Assignment 3
1. Differentiable Volume Rendering
1.3. Ray sampling
The visualization is shown as below:


1.4. Point sampling
The visualization is shown as below:

1.5. Volume rendering
The visualizations are shown as below: (Left: RGB; Right: Depth)


2.Optimizing a basic implicit volume
2.2 Loss and training
The optimized box position is : (0.25, 0.25, -0.00)
The optimized box side lengths are : (2.01, 1.50, 1.50)
2.3. Visualization
The one after training is shown as below:

3. Optimizing a Neural Radiance Field (NeRF)
I changed the model config to be 8 layers_xyz, and append_xyz happens at [5]. Other parts remains the same as default. Also, I did not use view-dependence for this part, but I used the positional encoding on xyz positions to achieve better results.
The visualizations at 10, 100, 240 epochs are shown as below:



4. NeRF Extras
4.1 View Dependence
To improve the NeRF model, I add the view dependence (encoding on the directions and append it to the original feature map for color outputs.)
The visualizations at 10, 100, 240 epoch are shown as below:



The view dependence provides the direction information for the color predictions, which might make the final rendering to be more accurate and more detailed. However, at the same time, the given direction might also make the model overfit to the specific direction, and not learn much about the general feature. Therefore, to avoid overfitting, I increased the model capacity (feature map) before passing the direction encoding vector (only add direction information near the very end of the model structure).
4.2 Hierarchical Sampling
Hierarchical sampling implementation follows the official NeRF implementation.
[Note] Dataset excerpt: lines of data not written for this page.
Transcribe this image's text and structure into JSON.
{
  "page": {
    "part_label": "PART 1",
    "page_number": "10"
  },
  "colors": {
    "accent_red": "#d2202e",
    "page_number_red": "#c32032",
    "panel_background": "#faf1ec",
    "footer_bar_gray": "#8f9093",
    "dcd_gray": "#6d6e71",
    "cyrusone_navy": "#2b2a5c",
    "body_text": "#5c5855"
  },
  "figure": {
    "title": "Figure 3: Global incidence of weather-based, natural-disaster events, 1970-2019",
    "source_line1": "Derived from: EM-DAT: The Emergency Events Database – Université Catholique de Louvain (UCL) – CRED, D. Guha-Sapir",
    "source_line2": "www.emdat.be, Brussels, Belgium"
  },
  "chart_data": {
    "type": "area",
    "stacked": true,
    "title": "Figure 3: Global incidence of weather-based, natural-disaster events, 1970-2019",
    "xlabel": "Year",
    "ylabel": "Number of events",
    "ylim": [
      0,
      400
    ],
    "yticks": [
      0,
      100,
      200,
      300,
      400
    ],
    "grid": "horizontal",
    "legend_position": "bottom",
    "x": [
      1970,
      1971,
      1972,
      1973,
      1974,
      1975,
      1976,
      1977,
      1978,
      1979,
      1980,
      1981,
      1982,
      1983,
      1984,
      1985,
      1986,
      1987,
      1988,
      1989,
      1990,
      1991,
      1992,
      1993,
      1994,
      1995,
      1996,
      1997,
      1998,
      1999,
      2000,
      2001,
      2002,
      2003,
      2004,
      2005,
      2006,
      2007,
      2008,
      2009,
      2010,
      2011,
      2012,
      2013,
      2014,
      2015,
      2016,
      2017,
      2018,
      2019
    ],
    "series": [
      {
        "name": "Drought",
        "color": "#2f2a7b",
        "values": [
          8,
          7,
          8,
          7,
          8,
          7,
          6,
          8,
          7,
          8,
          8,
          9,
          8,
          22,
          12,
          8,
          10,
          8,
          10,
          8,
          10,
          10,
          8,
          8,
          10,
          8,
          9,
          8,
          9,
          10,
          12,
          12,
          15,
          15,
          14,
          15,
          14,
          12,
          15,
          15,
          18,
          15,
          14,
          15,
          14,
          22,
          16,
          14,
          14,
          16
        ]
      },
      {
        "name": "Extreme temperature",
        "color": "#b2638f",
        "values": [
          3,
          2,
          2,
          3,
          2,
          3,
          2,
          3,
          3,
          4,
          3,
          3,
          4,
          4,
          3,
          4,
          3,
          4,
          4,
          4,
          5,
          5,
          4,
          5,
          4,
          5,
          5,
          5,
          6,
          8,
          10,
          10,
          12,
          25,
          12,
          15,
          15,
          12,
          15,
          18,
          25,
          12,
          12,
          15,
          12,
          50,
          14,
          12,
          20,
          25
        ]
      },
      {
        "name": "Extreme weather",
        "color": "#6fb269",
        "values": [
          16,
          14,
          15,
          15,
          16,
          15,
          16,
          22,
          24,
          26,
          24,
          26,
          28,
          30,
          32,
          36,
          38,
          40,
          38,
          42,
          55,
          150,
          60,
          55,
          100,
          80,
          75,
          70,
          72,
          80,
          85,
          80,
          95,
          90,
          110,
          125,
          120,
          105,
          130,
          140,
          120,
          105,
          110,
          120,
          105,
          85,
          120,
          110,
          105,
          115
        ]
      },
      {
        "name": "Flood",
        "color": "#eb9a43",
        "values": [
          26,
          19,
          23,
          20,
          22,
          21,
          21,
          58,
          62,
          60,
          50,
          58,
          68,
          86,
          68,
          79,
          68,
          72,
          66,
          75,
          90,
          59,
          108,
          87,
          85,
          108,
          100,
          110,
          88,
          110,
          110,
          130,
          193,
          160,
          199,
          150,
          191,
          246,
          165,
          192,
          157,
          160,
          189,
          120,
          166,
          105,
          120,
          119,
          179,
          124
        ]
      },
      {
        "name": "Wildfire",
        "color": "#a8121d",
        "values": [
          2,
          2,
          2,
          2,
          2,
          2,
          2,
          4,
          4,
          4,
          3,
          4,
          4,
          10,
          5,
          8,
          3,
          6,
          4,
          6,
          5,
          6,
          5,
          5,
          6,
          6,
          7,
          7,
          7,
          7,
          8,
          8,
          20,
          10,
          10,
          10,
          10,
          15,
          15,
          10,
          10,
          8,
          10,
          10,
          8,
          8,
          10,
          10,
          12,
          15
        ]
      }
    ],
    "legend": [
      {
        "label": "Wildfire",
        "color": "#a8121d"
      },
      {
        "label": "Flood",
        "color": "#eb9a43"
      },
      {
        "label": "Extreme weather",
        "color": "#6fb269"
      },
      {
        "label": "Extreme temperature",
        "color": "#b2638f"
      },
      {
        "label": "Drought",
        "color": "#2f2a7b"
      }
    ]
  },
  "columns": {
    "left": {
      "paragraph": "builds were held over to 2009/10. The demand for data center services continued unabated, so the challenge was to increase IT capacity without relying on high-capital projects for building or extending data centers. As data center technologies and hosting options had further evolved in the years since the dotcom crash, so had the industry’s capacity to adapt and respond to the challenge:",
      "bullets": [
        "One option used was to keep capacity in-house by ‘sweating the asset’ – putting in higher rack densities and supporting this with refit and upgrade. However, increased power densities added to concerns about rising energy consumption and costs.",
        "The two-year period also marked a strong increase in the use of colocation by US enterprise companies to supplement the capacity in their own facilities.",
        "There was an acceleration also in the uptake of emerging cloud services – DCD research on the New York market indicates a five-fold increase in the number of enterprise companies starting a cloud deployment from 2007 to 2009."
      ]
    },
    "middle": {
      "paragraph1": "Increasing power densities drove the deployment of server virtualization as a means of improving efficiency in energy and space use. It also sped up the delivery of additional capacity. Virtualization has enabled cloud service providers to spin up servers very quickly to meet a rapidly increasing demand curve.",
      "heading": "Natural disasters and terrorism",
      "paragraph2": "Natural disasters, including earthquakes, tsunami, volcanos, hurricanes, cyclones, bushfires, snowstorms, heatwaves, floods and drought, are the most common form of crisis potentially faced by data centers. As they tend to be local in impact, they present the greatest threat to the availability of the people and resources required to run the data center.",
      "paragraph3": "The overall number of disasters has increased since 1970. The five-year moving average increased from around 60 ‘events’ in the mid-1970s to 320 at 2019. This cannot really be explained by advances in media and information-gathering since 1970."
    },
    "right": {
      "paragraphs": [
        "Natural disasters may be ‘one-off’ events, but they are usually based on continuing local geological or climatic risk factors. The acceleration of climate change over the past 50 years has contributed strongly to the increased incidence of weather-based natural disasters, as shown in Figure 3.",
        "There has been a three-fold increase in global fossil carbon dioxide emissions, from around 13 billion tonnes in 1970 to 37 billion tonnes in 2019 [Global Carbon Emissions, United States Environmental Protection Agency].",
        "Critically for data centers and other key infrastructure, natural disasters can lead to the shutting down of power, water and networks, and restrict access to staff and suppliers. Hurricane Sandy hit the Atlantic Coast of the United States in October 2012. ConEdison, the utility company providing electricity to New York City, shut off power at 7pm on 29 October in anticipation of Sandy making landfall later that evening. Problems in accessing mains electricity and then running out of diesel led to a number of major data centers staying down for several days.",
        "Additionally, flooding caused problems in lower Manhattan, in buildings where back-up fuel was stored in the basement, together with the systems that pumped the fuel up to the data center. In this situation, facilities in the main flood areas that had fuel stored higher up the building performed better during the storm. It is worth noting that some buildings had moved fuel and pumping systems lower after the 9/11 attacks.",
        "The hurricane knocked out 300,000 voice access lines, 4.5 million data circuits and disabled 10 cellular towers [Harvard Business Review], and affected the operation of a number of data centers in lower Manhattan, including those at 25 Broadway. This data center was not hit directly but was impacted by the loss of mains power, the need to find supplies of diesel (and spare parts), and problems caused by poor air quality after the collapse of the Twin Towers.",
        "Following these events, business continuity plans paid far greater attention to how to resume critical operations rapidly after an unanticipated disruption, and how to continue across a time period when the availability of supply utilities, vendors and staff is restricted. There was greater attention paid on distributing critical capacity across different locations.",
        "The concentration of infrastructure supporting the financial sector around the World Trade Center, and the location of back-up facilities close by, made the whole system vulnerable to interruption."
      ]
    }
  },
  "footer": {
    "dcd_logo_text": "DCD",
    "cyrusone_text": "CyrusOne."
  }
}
In hierarchical sampling, there are two model passes: coarse and fine. For coarse network, I only sample 64 points per ray. After obtaining the weights, pass it into the importance sampler to sample 128 new points along each ray based on the weights. Then, concatenate these 128 points with the original 64 points. Pass all the 128 + 64 points per ray into the implicit model (fine network) to obtain the new density and color. And rendering the object based on that. The visualizations at 10, 100, 240 epochs are shown as below:



To train the hierarchical model, the training time is doubled since we have two networks running in sequence. Specifically, for my own laptop (2070 Super), I trained the view-dependence network with 7s per epoch, but for hierarchical sampling, it takes me 14s per epoch. Since we have more points per ray, and also those points are sampled based on their weights, we most likely will have points more related to the object itself. Therefore, the output rendering would be more accurate.
4.3 High Resolution Imagery
To train high resolution images, I have to modify the config a little bit to make it fit into the memory and also assure the quality. Previously, we only have 128x128 rays, but right now we will have 400x400 rays. To make the model learn about the whole object, I have to increase the batch_size (the number of rays to be sampled in the random_sample function) from 1024 to 4096, so that every iteration, we will sample more rays from the raybundle to learn about. Another change is about the 'chunk_size'. The 'chunk_size' can be helpful when we render the object (rendering will take all the 400x400 rays into account, which will cause OOM on my laptop), so I have to decrease the 'chunk_size' to be 16384. This would also make the training time increased a lot since right now each rendering will be divided into different chunks and each chunk will go through the whole network and aggregate the color seperately. This might be improved by doing parallization, but I don't have time to explore on this. Also, to save some training time, I didn't apply hierarchical sampling in this case, but I add view-dependence to ensure the quality though. The number of layers is also increased to 8, and the append_xyz happens at 5th layer.
The visualizations at 10, 100, 240 epoch are shown as below:



The training time for each epoch to run is 20s on laptop, which is even longer than the hirarchical sampling. The increasing of training time is mainly because of the increasing of batch_size. Also, the rendering happened at every 10 epochs, which took much longer time than before. All these lead to a longer training time compared to the small resolution images. From the quality side, we can see from the above visualization, with higher resolution, the final rendering contains more details and is more accurate since we have more rays (400x400 compared to 128x128), so that it leads to a better quality.